Error Handling

This diagram shows how the device handles errors and recovers from failures.

flowchart TD
    Operation[Normal Operation] --> Error{Error
Detected?}
    Error -->|No| Operation
    Error -->|Yes| Classify{Error Type?}

    Classify -->|Sensor Error| SensorFail[Log Sensor Failure]
    Classify -->|Network Error| NetworkFail[Log Network Failure]
    Classify -->|Config Error| ConfigFail[Log Config Failure]
    Classify -->|Critical Error| CriticalFail[Critical Failure]

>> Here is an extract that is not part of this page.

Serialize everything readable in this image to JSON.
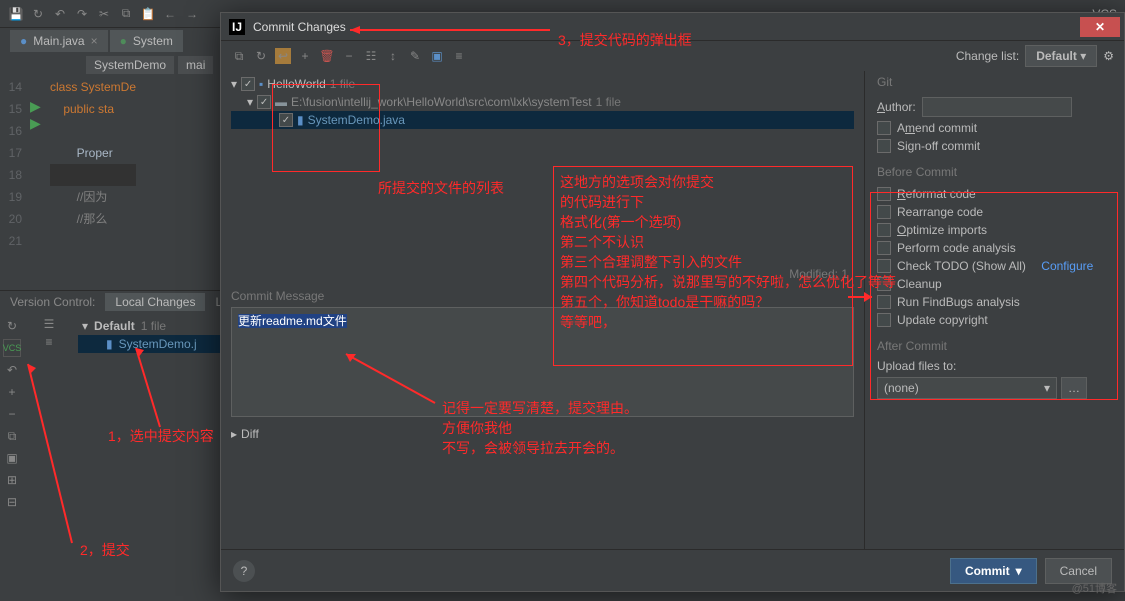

    SensorFail --> SkipReading[Skip This Reading]
    SkipReading --> Schedule[Schedule Next Attempt]
    Schedule --> Operation

    NetworkFail --> RetryJoin{Join Retry
Count?}
    RetryJoin -->|< Max| WaitRetry[Wait & Retry Join]
    RetryJoin -->|≥ Max| ContinueLocal[Continue Without Network]
    WaitRetry --> Operation
    ContinueLocal --> Operation

    ConfigFail --> UseDefault[Load Default Config]
    UseDefault --> Operation

    CriticalFail --> EnableWatchdog[Enable Watchdog]
    EnableWatchdog --> InfiniteLoop[Enter Infinite Loop]
    InfiniteLoop --> WatchdogReset([Watchdog Timeout
Device Resets])
    WatchdogReset --> Boot([Boot Sequence])
    Boot --> Operation

    style Error fill:#fff4e1
    style CriticalFail fill:#ffe1e1
    style WatchdogReset fill:#ffe1e1
    style Operation fill:#e1ffe1

Error Types

mindmap
  root((Errors))
    I2C Errors
      Slave NACK
      Arbitration Lost
      No Alert Response
      Bus Error
    Network Errors
      Join Failure
      TX Failure
      Link Dead
    Config Errors
      Invalid Magic
      Checksum Error
      Out of Range
    Critical Errors
      Hardware Fault
      Memory Corruption

Error Recovery Strategies

Error Type	Detection	Recovery	Impact
Sensor NACK	I2C transaction fails	Skip measurement, retry next cycle	One data point lost
Sensor Timeout	No response after trigger	Skip measurement, retry next cycle	One data point lost
Join Failure	OTAA join times out	Retry with backoff, max 10 attempts	Delayed operation
TX Failure	Transmission fails	Retry on next cycle	One transmission lost
Link Dead	No response from network	Continue measuring, attempt rejoin	Data buffering needed
Config Invalid	Magic bytes wrong	Use default settings	Settings lost
Memory Corrupt	Read/write errors	Watchdog reset	Device restarts
Critical Fault	Unrecoverable error	Watchdog reset	Device restarts

Watchdog Timer

sequenceDiagram
    participant App as Application
    participant WDT as Watchdog Timer
    participant MCU as Microcontroller

    Note over App,MCU: Normal Operation
    App->>WDT: Pet watchdog (reset timer)
    WDT-->>App: OK

    Note over App: Continue working...

    App->>WDT: Pet watchdog (reset timer)
    WDT-->>App: OK

    Note over App,MCU: Critical Error Occurs

    App->>App: Detect critical error
    App->>WDT: Enable watchdog (15ms)
    App->>App: Enter infinite loop

    Note over WDT: 15ms passes...

    WDT->>MCU: Trigger reset
    MCU->>MCU: System reset

    Note over App,MCU: Device reboots

    MCU->>App: Start application
    App->>App: Initialize & resume

Error Logging

The device maintains an error counter for debugging:

Error Code | Count | Last Occurrence
-----------|-------|----------------
ERR_NONE   |   0   | -
SLAVE_NACK |   3   | 2024-10-30 14:23:15
ARB_LOST   |   0   | -
NO_ALERT   |   1   | 2024-10-30 12:45:30
SMBUS_ERR  |   0   | -

Errors are logged to serial output when DEBUG mode is enabled:

[12345] ERROR: Sensor NACK on address 0x36
[12348] Retrying measurement in next cycle

Recovery Time Estimates

Sensor Error: Immediate (skip to next cycle)
Network Join Failure: 10-60 seconds per retry
Config Error: <1 second (load defaults)
Watchdog Reset: 2-5 seconds (full reboot)

Best Practices

Always validate sensor data before transmission
Retry with backoff for transient errors
Use watchdog as last resort for critical failures
Log errors for debugging and maintenance
Fail gracefully - continue operation when possible